On Tue, Nov 09, 2004 at 12:18:23PM -0500, DuCharme, Bob (LNG-CHO) wrote:
> more ideas, but the amount of practical, usable RDF data still seems
> remarkably small. I've been compiling a list at rdfdata.org, and it's
> getting harder and harder to find new entries.
Bob,
We've talked about this before, but every FOAF and RSS 1.0 resource is an
RDF file. I don't know why you discount that data as non-transient. That
people don't archive all of their RSS 1.0 events seems a matter of a best
practice. It doesn't change the fact that there are *lots* of RSS 1.0 (which
are RDF) resources on the Web. (And there are good social reasons for why
people might not want to maintain all their FOAF versions.)

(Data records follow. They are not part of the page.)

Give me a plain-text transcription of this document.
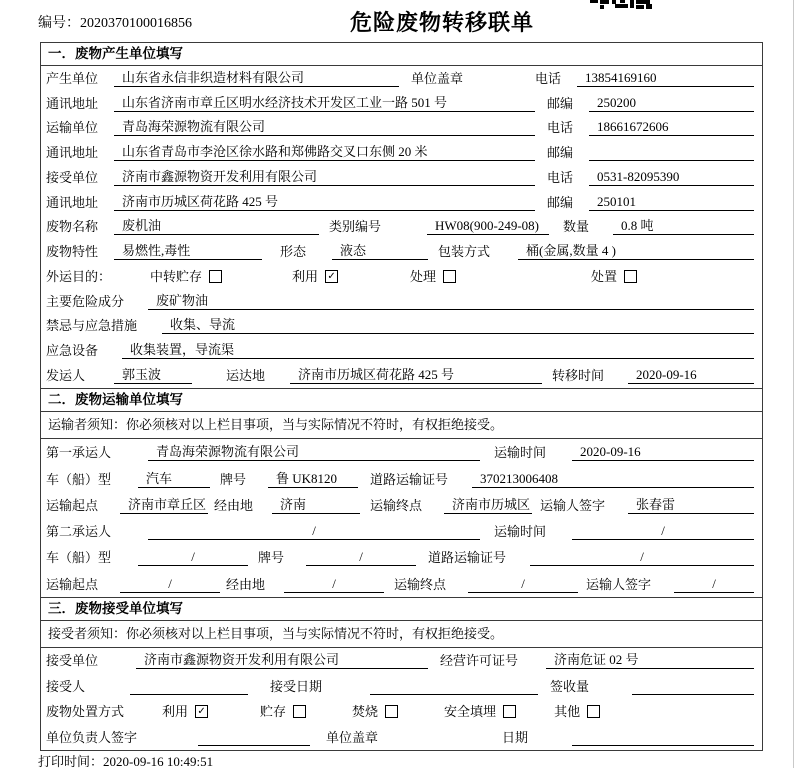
编号：2020370100016856	危险废物转移联单
一．废物产生单位填写
产生单位	山东省永信非织造材料有限公司	单位盖章	电话	13854169160
通讯地址	山东省济南市章丘区明水经济技术开发区工业一路 501 号	邮编	250200
运输单位	青岛海荣源物流有限公司	电话	18661672606
通讯地址	山东省青岛市李沧区徐水路和郑佛路交叉口东侧 20 米	邮编
接受单位	济南市鑫源物资开发利用有限公司	电话	0531-82095390
通讯地址	济南市历城区荷花路 425 号	邮编	250101
废物名称	废机油	类别编号	HW08(900-249-08)	数量	0.8 吨
废物特性	易燃性,毒性	形态	液态	包装方式	桶(金属,数量 4 )
外运目的：	中转贮存	利用 ✓	处理	处置
主要危险成分	废矿物油
禁忌与应急措施	收集、导流
应急设备	收集装置，导流渠
发运人	郭玉波	运达地	济南市历城区荷花路 425 号	转移时间	2020-09-16
二．废物运输单位填写
运输者须知：你必须核对以上栏目事项，当与实际情况不符时，有权拒绝接受。
第一承运人	青岛海荣源物流有限公司	运输时间	2020-09-16
车（船）型	汽车	牌号	鲁 UK8120	道路运输证号	370213006408
运输起点	济南市章丘区 经由地	济南	运输终点	济南市历城区 运输人签字	张春雷
第二承运人	/	运输时间	/
车（船）型	/	牌号	/	道路运输证号	/
运输起点	/	经由地	/	运输终点	/	运输人签字	/
三．废物接受单位填写
接受者须知：你必须核对以上栏目事项，当与实际情况不符时，有权拒绝接受。
接受单位	济南市鑫源物资开发利用有限公司	经营许可证号	济南危证 02 号
接受人	接受日期	签收量
废物处置方式	利用 ✓	贮存	焚烧	安全填埋	其他
单位负责人签字	单位盖章	日期
打印时间：2020-09-16 10:49:51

It seems to me that we're maybe in the "intranet" phase of the Semantic Web,
that is, lots of non-public RDF inside enterprise and institutional walls,
while the amount of RDF on the public Web continues to grow (even if not
exponentially).
Lots of folks using RDF and OWL in the life sciences world, or so I learned
at the W3C's workshop about SemWeb in LifeSci in Boston a few weeks ago, and
the great majority of that isn't on the public Web.
My two cents, anyway. :>
Kendall Clark
Managing Editor, XML.com
--
Sometimes it's appropriate, even patriotic, to be ashamed of your country.